今日は「切削抵抗とは何か。切削抵抗を減らすため基礎情報」のメモです。
私は色々な機械の設計をしている中で、最近では切削機能を持った機械の設計を行う事もあります。加工機に与える加工条件というのは、エンドユーザーのノウハウが詰まったものではありますが、結果的に切削抵抗によって加工ユニットのビビリやワークが想定外にズレるなどの問題が出てくる事があります。
切削抵抗ってそもそも何か。切削抵抗を減らす事は出来るのだろうか。
今日はそんな疑問から調べた、切削抵抗を減らす方法をメモしておこうと思います。(おそらく加工技術者さんの間では基本的な内容だと思います)
切削抵抗
切削抵抗の定義と内容
切削抵抗(N)とは、切りくずの形で材料を除去するのに必要な切削力の反力であり、この切削抵抗は被削材の「せん断応力」が切削抵抗に大きく影響するようです。
切削抵抗は3次元空間内で3方向に分解された分力として考えることができるそうです。
- 送り分力 :送り方向に働く水平の分力。切削に要する送り動力の大きさ
- 主分力:送り分力と垂直な方向に働く分力。
- 背分力 :軸方向分力。
そして、切削抵抗は 被削材と工具の二つ、そして加工精度に影響 します。
切削抵抗は切削力の反力であり、その反力によって材料加工後の変形や変位を生じることになります。 また、切削抵抗を受ける工具は剛性が高いが剛体ではないので切削抵抗を受け、工具自体の変形などによる加工精度にも影響が起あります。(※剛体とは・・・力の作用の下で変形しない物体のこと)
つまり、切削抵抗を減らす事によるメリットは加工精度向上となります。 切削抵抗を減らすには切削力を減らす事とイコール(=) となるようです。
比切削抵抗の計算式
切削時の所要動力計算に必要で 単位面積当たりの切削抵抗を比切削抵抗と呼びます。 比切削抵抗の計算式は以下の通りです。また比切削抵抗=単位切削動力は同一次元を持ち、切削面積は「切り込みmm×送り量mm/revもしくはmm/刃」となるようです。
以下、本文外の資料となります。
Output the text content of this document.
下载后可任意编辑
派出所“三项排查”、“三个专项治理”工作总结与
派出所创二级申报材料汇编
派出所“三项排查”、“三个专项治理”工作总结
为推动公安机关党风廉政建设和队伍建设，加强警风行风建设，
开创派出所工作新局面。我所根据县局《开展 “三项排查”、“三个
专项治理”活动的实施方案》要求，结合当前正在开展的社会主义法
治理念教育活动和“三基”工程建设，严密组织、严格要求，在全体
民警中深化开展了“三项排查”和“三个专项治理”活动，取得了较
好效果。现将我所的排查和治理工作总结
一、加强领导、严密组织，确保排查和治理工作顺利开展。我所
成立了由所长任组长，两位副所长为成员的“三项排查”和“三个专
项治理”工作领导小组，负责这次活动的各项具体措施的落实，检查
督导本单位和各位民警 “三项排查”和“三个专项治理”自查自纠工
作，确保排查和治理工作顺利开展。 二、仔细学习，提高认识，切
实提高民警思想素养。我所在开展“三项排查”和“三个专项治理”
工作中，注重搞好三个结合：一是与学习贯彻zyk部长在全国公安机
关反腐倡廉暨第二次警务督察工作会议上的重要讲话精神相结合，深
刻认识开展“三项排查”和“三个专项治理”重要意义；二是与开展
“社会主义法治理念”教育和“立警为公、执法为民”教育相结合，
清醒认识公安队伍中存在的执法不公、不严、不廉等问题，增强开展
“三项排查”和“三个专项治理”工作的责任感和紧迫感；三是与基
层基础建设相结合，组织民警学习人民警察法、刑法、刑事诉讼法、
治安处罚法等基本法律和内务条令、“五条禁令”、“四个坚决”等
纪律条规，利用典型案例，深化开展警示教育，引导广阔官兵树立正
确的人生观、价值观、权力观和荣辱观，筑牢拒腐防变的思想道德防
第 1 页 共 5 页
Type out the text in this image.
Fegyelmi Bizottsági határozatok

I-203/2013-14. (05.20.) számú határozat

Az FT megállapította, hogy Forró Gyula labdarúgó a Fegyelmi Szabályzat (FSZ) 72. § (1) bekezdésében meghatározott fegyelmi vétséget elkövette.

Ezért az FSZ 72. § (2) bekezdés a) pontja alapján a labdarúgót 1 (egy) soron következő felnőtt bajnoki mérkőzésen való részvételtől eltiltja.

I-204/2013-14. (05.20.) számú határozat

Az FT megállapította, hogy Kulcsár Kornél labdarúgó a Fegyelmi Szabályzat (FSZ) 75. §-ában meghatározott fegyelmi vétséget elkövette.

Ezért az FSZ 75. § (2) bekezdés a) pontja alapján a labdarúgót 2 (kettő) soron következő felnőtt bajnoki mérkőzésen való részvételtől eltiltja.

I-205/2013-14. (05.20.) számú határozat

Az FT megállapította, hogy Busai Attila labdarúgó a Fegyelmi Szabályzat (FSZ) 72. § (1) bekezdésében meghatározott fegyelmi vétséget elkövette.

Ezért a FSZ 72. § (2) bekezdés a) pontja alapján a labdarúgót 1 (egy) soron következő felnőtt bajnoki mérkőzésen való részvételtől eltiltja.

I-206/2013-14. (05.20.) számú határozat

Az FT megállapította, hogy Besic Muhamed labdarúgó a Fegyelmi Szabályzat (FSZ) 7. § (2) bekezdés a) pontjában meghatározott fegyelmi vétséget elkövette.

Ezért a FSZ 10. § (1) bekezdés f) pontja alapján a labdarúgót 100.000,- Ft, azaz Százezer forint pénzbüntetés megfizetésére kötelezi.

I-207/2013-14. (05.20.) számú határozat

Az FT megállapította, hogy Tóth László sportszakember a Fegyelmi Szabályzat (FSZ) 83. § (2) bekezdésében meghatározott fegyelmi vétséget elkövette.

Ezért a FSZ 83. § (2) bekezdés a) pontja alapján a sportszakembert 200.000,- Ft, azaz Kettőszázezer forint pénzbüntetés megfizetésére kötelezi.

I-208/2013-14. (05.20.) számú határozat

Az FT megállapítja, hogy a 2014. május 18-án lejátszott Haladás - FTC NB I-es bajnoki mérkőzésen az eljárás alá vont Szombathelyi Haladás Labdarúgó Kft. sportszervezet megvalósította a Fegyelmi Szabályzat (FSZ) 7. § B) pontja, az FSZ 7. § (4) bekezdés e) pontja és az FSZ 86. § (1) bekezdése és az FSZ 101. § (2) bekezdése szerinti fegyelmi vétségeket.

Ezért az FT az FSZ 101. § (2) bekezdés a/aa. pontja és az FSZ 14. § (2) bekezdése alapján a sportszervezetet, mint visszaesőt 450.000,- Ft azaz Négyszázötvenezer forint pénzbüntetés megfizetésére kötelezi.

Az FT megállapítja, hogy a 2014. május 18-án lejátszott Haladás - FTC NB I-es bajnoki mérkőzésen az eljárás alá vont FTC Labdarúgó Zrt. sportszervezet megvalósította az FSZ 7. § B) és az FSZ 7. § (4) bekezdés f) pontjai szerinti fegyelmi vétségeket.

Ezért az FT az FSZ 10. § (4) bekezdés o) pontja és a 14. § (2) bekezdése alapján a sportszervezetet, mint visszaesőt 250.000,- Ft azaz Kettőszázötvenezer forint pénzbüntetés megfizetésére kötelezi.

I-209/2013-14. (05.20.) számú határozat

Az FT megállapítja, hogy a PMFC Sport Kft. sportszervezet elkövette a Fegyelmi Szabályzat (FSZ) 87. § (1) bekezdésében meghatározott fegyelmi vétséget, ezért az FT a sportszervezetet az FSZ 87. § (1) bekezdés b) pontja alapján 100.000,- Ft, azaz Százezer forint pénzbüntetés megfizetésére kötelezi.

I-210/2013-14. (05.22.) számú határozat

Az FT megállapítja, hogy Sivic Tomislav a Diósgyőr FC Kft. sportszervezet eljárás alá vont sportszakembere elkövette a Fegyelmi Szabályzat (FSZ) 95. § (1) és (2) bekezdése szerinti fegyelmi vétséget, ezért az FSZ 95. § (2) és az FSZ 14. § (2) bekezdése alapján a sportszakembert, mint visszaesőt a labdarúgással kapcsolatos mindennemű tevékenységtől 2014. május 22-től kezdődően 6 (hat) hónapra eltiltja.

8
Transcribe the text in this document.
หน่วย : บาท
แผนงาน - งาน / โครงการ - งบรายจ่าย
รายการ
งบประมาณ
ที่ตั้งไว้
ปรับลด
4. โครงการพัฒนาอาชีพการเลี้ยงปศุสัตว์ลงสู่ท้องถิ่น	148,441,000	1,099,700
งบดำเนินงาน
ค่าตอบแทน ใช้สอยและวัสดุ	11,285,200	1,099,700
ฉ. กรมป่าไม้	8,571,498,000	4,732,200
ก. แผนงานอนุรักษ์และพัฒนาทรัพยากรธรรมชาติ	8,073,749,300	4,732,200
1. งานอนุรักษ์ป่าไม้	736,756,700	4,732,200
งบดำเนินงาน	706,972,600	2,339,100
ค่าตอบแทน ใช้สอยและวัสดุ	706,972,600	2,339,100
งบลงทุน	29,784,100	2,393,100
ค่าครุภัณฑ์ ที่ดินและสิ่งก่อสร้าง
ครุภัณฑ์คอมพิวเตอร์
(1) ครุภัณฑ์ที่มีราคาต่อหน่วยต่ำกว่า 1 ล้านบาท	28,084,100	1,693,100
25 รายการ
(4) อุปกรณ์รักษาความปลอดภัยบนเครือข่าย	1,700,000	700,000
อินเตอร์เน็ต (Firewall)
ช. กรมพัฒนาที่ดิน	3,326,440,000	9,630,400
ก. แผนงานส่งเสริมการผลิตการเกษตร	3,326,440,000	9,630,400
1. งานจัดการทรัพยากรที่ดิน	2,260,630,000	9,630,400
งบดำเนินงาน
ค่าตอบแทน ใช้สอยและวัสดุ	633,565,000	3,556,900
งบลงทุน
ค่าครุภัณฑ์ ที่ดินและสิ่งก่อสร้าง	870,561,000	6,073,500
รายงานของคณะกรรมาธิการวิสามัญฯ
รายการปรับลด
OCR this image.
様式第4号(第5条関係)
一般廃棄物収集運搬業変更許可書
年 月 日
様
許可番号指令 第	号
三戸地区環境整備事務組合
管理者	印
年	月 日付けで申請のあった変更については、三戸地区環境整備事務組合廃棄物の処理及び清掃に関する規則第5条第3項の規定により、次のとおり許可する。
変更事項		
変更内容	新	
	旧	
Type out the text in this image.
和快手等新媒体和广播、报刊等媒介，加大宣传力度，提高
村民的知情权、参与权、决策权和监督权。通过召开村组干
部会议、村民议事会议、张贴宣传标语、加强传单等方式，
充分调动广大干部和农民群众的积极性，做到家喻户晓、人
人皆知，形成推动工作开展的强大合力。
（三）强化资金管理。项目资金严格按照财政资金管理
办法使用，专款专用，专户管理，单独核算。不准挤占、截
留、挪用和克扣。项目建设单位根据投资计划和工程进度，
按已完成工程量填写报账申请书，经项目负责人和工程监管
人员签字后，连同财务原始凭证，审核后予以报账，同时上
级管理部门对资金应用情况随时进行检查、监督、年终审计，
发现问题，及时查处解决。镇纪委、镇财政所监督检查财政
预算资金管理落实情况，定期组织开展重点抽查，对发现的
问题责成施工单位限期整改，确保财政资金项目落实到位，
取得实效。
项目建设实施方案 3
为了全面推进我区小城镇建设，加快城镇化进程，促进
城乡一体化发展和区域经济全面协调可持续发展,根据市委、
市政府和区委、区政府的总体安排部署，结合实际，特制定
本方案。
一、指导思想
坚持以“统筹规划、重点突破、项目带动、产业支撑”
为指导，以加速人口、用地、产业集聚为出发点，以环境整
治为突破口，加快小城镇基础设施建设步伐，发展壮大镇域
比切削抵抗 kc [N/mm^2]=切削抵抗 P [N] / 切削面積 A [mm^2]
補足:材料別比切削抵抗概略値
アルミ:800 N/mm^2
普通鋼:2,500~3,000 N/mm^2
鋳 鉄:1,500 N/mm^2
切削抵抗の計算式
切削抵抗の計算は以下の通り
切削抵抗 P [N]=比切削抵抗 kc [N/mm^2] * 切削面積 A [mm^2]
切削抵抗を減らす方法(基本)
「すくい角」を大きくして切削抵抗を減らす
すくい角は切削抵抗に大きく影響するそうです。すくい角(θ)が大きくなると「主分力」と「送り分力」は少なくて良く、工具が磨耗して「すくい角」が大きくなっても切削抵抗を減らせるそうです。しかし、逃げ面の磨耗幅が大きくなると「送り分力」と「背分力」が増すとの事。
切削速度を速くして切削抵抗を減らす
断熱的高速せん断が行なわれると、材料せん断面に熱が集中・高温軟化・切りくず接触長さが短くなるために切削抵抗が減少するそうです。
切削面積を少なくして切削抵抗を減らす
切り込み×送り量である切削面積を減らす事で切削抵抗を減らせるので、切り込みを小さくするか、送りを小さくする。
最後に
下記サイト・資料を参考にさせて頂きました。ありがとうございました
以上です。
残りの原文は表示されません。